As cyclists zip past on their morning commute, Kaley Roosen is left at the curb.
“I’m really frustrated,” she said.
She alerted the city in early September that the new bike lane made her journey dangerous.
The city built the bike lane between the sidewalk and where Wheel-Trans stops.
Prior to the bike lane being built, a Wheel-Trans bus could pull up to the sidewalk and lower its ramp across the curb.
Now that’s impossible.
Roosen said the city ignored her appeals for action.
Just over two weeks ago staff told Global News that they would slope the curb with what is known as a “curb cut.”
“We expect it will be installed within two weeks,” said Jacquelyn Hayward Gulati, Manager of Cycling Infrastructure and Programs for the City of Toronto.
It has not been done.
WATCH: Wheel-Trans passengers say they’ve been left at the curb due to new bike lane
“I haven’t heard anything from the city. I haven’t heard a response from my initial two complaints, haven’t seen any work done,” said Roosen.
Global News followed up with two city councillors.
Joe Cressy, Councillor for Ward 20 said staff assured him that it will be fixed “imminently.”
“I hope as soon as today, imminently is what I was told by city staff,” he responded when asked what he expected staff meant by “imminently.”

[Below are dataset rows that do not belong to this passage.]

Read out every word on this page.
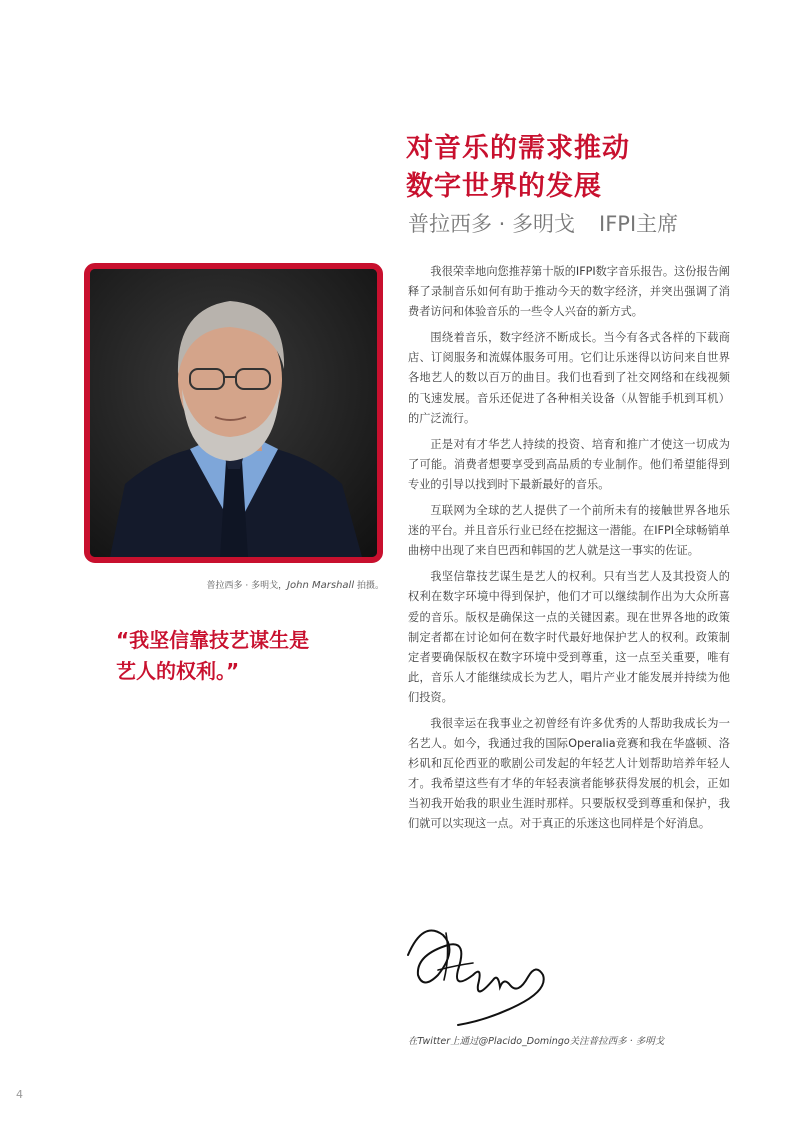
对音乐的需求推动
数字世界的发展
普拉西多 · 多明戈 IFPI主席
普拉西多 · 多明戈，John Marshall 拍摄。
“我坚信靠技艺谋生是
艺人的权利。”

我很荣幸地向您推荐第十版的IFPI数字音乐报告。这份报告阐释了录制音乐如何有助于推动今天的数字经济，并突出强调了消费者访问和体验音乐的一些令人兴奋的新方式。

围绕着音乐，数字经济不断成长。当今有各式各样的下载商店、订阅服务和流媒体服务可用。它们让乐迷得以访问来自世界各地艺人的数以百万的曲目。我们也看到了社交网络和在线视频的飞速发展。音乐还促进了各种相关设备（从智能手机到耳机）的广泛流行。

正是对有才华艺人持续的投资、培育和推广才使这一切成为了可能。消费者想要享受到高品质的专业制作。他们希望能得到专业的引导以找到时下最新最好的音乐。

互联网为全球的艺人提供了一个前所未有的接触世界各地乐迷的平台。并且音乐行业已经在挖掘这一潜能。在IFPI全球畅销单曲榜中出现了来自巴西和韩国的艺人就是这一事实的佐证。

我坚信靠技艺谋生是艺人的权利。只有当艺人及其投资人的权利在数字环境中得到保护，他们才可以继续制作出为大众所喜爱的音乐。版权是确保这一点的关键因素。现在世界各地的政策制定者都在讨论如何在数字时代最好地保护艺人的权利。政策制定者要确保版权在数字环境中受到尊重，这一点至关重要，唯有此，音乐人才能继续成长为艺人，唱片产业才能发展并持续为他们投资。

我很幸运在我事业之初曾经有许多优秀的人帮助我成长为一名艺人。如今，我通过我的国际Operalia竞赛和我在华盛顿、洛杉矶和瓦伦西亚的歌剧公司发起的年轻艺人计划帮助培养年轻人才。我希望这些有才华的年轻表演者能够获得发展的机会，正如当初我开始我的职业生涯时那样。只要版权受到尊重和保护，我们就可以实现这一点。对于真正的乐迷这也同样是个好消息。

在Twitter上通过@Placido_Domingo关注普拉西多 · 多明戈
4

Cressy was also asked why, if staff knew about the problem in early September, it still hasn’t been fixed in mid-November.
“This is a design that has been done as a pilot, so that you can make changes,” he said. “Had we gone in and done a permanent installation with significant capital repairs it would take years to fix.”
There are still questions as to how access for people with disabilities was overlooked in the first place.
The building fronting the area is an accessible Toronto Community Housing building, with almost a dozen assisted living apartments.
“It sadly is not very surprising,” said Lubna Alsan, with Spinal Cord Injury Ontario.
She said all too often people with disabilities are left out of the planning process.
She added that including them during the process, instead of after, is common sense.
“This is the question I want to ask the city, ‘Why are we not at the planning table? Please?,'” she said.
The city claims Wheel-Trans was consulted. But the TTC, which runs Wheel-Trans, said while meetings were scheduled — they did not happen.
“I don’t see any evidence that accessibility was considered,” noted Roosen.
After speaking to Global News two weeks ago, city staff now refuse to do an on-camera interview.
Initially, they sent a brief statement saying they would have the curb cut done “as soon as possible.”
Later, they followed up with a more detailed reply.
“We anticipated that the work would be done by mid-November. Unfortunately, this is not the case as we are still waiting for underground utility locates to be completed so that we are able to safely dig in the area to cut the curb to create the ramp,” Hayward Gulati said in a statement.
“We apologize for the delay in completing this work. In light of the fact that this work took longer than originally anticipated, our staff will provide a temporary asphalt ramp at this location until such time as the permanent curb cut can be installed.”
The city said the temporary ramp would be installed within 24 hours.